By the way, as much as Obama’s virtuoso performance deserves rave reviews, Jimmy Kimmel’s latest cut down of Jay Leno gets closer to the American zeitgeist.
Here’s the difference: Kimmel cut to the quick, his finger jiggling with a hot and funny political nerve. Obama reasoned and countered effectively but let his opponent walk away. What’s missing is the verbal conversation ender, the knock out. What’s frustrating is that Obama deliberately wants the conversation to continue; he wants deliberative discourse in a very Habermasian way. But in the time it takes to teach his opponents the rules of deliberative discourse, his party might well lose the next election or two.
We know the set-up. For the last year, the GOP has taunted President Obama and given him barely a vote from stimulus to healthcare. People without health insurance quite literally are dying while HCR lingers in congress’ chambers. In the meantime, the GOP questions the legitimacy of Obama’s leadership, suggesting he wasn’t born proper in the USA– now compare that with questions of the legitimacy of the Bush presidency in 2000. Bush stole the 2000 election; Obama was born. get the difference?
Obama showed some pluck as he strategically and effectively– I think– boxed Republicans into working with him or being hi-jacked by Tea partiers. It was a job well done, but was so subtle as to have been lost on many viewers whose support he was courting.

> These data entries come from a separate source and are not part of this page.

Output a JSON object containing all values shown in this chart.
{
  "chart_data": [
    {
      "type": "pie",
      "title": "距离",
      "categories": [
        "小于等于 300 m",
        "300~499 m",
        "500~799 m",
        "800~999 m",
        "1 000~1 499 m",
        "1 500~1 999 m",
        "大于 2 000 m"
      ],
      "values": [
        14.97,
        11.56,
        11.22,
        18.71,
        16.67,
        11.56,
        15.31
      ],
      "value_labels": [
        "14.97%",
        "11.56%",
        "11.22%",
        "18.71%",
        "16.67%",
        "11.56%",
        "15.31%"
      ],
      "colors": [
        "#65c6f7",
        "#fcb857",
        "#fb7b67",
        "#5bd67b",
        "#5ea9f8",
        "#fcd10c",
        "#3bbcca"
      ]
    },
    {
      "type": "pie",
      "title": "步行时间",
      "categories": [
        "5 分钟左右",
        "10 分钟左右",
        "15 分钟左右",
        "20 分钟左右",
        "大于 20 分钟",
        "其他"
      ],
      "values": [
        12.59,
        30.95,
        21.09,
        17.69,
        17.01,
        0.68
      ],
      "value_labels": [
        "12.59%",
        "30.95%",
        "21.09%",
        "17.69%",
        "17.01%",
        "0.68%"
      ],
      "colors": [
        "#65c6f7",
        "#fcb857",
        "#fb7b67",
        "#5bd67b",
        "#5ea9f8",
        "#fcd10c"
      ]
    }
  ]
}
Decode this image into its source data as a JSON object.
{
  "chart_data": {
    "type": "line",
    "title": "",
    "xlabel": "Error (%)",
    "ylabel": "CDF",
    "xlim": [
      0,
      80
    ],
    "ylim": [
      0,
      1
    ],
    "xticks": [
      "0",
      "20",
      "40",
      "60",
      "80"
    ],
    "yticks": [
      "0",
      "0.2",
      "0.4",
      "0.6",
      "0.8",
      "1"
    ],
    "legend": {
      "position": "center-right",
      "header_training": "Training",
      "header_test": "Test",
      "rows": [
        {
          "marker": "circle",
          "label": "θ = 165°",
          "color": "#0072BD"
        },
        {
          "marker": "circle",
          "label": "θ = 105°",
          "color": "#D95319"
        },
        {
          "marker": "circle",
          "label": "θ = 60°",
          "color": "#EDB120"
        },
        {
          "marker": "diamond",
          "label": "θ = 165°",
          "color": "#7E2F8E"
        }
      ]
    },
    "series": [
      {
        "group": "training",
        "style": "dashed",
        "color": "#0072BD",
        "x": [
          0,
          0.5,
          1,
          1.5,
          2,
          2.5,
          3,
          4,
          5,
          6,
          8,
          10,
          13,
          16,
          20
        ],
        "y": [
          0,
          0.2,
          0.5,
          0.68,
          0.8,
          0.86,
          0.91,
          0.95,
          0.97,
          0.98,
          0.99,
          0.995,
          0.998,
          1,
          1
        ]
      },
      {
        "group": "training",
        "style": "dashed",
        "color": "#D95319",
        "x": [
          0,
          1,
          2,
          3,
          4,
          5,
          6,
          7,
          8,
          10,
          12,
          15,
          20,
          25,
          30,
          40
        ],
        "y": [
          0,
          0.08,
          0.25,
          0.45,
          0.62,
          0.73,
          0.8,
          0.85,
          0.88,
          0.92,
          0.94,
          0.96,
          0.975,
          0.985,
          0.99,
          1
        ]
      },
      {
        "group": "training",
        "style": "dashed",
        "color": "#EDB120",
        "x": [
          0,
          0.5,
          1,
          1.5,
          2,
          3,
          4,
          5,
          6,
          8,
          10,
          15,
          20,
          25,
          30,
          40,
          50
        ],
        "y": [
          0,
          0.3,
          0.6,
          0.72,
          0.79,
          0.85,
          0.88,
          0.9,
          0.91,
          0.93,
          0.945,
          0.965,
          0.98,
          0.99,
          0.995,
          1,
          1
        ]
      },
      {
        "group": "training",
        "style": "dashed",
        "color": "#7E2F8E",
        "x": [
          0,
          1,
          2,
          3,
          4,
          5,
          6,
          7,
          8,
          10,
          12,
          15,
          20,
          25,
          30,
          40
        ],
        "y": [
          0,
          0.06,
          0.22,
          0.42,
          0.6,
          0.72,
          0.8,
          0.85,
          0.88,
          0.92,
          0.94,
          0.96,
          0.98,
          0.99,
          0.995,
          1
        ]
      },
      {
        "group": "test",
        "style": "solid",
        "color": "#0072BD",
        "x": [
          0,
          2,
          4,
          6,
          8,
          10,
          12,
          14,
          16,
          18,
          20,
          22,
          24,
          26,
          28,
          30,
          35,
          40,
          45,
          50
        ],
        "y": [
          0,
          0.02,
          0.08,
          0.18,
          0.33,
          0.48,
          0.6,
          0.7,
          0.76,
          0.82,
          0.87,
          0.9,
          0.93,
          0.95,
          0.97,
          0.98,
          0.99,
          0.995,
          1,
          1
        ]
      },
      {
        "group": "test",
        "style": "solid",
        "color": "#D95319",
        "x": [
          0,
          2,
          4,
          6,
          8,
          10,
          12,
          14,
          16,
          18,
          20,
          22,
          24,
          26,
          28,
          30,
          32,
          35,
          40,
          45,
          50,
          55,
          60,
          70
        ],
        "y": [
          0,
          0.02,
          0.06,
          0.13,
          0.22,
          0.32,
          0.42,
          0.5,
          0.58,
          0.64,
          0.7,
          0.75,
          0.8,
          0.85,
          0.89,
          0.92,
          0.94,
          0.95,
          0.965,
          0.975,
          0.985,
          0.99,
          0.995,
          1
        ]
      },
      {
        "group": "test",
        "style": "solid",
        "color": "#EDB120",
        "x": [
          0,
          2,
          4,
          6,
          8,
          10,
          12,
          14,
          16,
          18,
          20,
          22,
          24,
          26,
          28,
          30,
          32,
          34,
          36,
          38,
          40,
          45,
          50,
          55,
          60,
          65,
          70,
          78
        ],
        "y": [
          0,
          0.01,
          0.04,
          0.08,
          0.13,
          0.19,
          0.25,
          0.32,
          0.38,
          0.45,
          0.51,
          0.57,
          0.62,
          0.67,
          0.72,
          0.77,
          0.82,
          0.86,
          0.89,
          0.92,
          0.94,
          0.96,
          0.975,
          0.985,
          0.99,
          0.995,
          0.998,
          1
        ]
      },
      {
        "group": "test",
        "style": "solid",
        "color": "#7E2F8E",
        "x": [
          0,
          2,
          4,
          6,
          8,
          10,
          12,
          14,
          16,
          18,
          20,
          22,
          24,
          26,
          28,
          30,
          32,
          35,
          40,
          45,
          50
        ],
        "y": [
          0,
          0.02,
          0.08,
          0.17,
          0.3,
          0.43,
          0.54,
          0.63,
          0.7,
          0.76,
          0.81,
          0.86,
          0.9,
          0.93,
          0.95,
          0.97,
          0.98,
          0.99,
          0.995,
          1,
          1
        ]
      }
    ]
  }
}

Switch to Kimmel who just slams Jay Leno over the frivolous late night wars. No comparison in gravity of situation. yes comparison in how it was handled. If Obama had only had a little more Kimmel in him, he would have registered a sharp warning to an equally infantile audience that he knows how to dance his finger on the nerve of the GOP. Case in point: Obama could have and should have reminded Jason Chaffitz, a patronizing questioner of the president, for hissuccessful efforts to remove full body scanners from airports before the underwear bomber incident. Were it not for Chaffitz, the president should have said, people like the underwear bomber would not be able to board commercial aircraft.,
Kimmel would have done that mercilessly and with humor. Obama won the exchanges and the others too– he showed he was the smartest person in that Baltimore ballroom; but he almost invited infantile GOP behavior to continue. Kimmel’s warning to Leno was clear. I am going to eviscerate you. would have worked in that Baltimore ballroom, especially once the cameras started rolling.